竹内式部 (たけのうちしきぶ)
【概説】
江戸時代中期の神道家、思想家。京都で若手の公家たちに垂加神道に基づく尊王論を講じ、朝廷の復権を促した人物。徳川幕府より危険視され、宝暦事件によって京都から追放されたのち、明和事件に連座して流罪の途上で没した。
垂加神道への傾倒と公家社会への浸透
越後国(現在の新潟県)に生まれた竹内式部は、京都に上って玉木正吉らに師事し、山崎闇斎が創始した垂加神道(すいかしんとう)を学んだ。垂加神道は、朱子学の倫理観と神道を融合させ、天皇への絶対的な忠誠(尊王)を説く極めて政治色の強い思想であった。
式部は京都で私塾を開くと、桃園天皇の側近であった徳大寺公城など、若手の改革派公家たちに対して神道や軍学を講義した。当時、朝廷は江戸幕府が定めた「禁中並公家諸法度」によって学問と儀式に専念することを余儀なくされ、政治的な実権を完全に奪われていた。こうした状況に閉塞感を抱いていた若い公家たちにとって、式部が説く尊王の教えは、天皇中心の政治秩序の正当性を再認識させ、朝廷の主体性を取り戻すための強い精神的支柱となった。
宝暦事件と明和事件における弾圧
竹内式部の講義に触発された公家たちは、桃園天皇に対して直接、尊王思想に基づく進講を試みるなど、幕府の統制から脱する独自の行動を模索し始めた。これに対し、幕府との協調を重んじる摂関家や京都所司代は危機感を抱き、宝暦8(1758)年に式部や同調する公家たちを厳しく処罰した。これが宝暦事件である。これにより式部は京都からの重追放処分を受けた。
しかし、式部の試練はこれに留まらなかった。

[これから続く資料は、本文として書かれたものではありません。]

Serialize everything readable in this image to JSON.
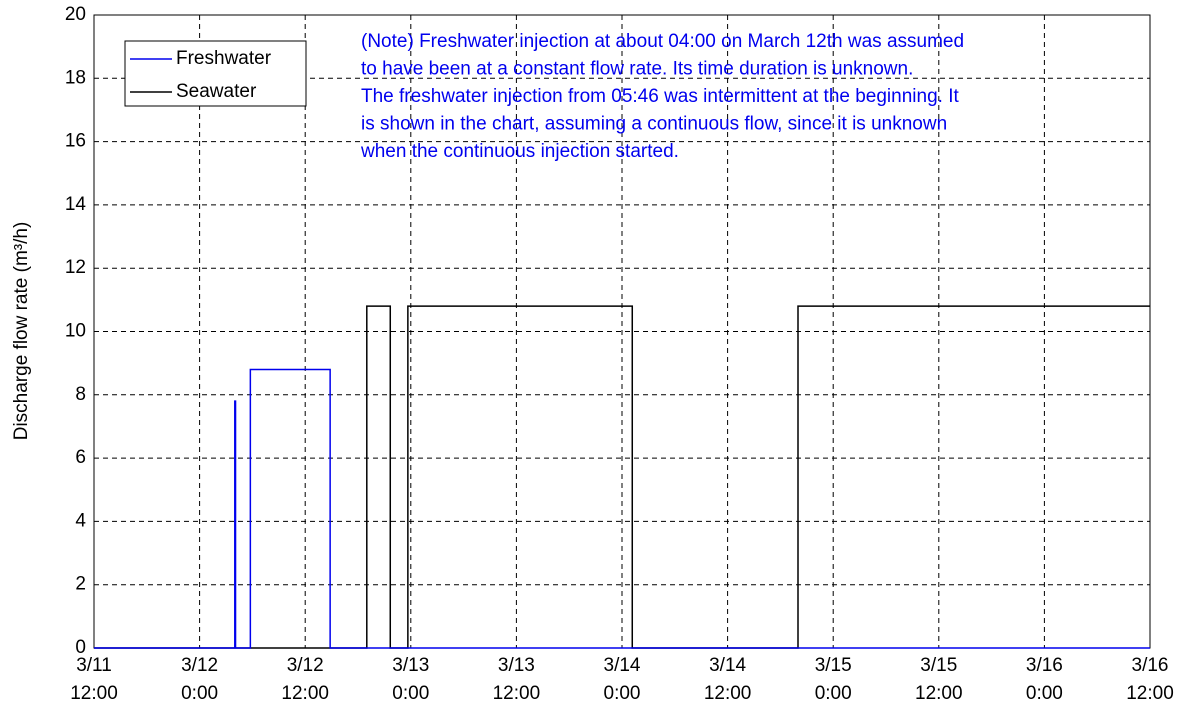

明和4(1767)年、江戸で尊王論を唱える山県大弐らが幕府転覆を謀ったとされる明和事件が発覚すると、伊勢に隠棲していた式部もこの謀議に関与したと疑われ、再び捕らえられた。過酷な取り調べの末、三宅島への流罪を言い渡された式部は、配流の途上で病に倒れ、その生涯を閉じた。
歴史的意義と幕末への影響
竹内式部が弾圧された一連の事件は、江戸幕府が朝廷の政治的自立や尊王思想の広がりに対して、いかに神経質であったかを示している。当時はまだ幕府の権力が盤石であったため、式部の試みは排斥される結果となった。しかし、彼が公家社会に蒔いた尊王論の種は、のちの国学や後期水戸学の発展と結びつき、幕末における尊王攘夷運動の有力な思想的源流として花開くこととなった。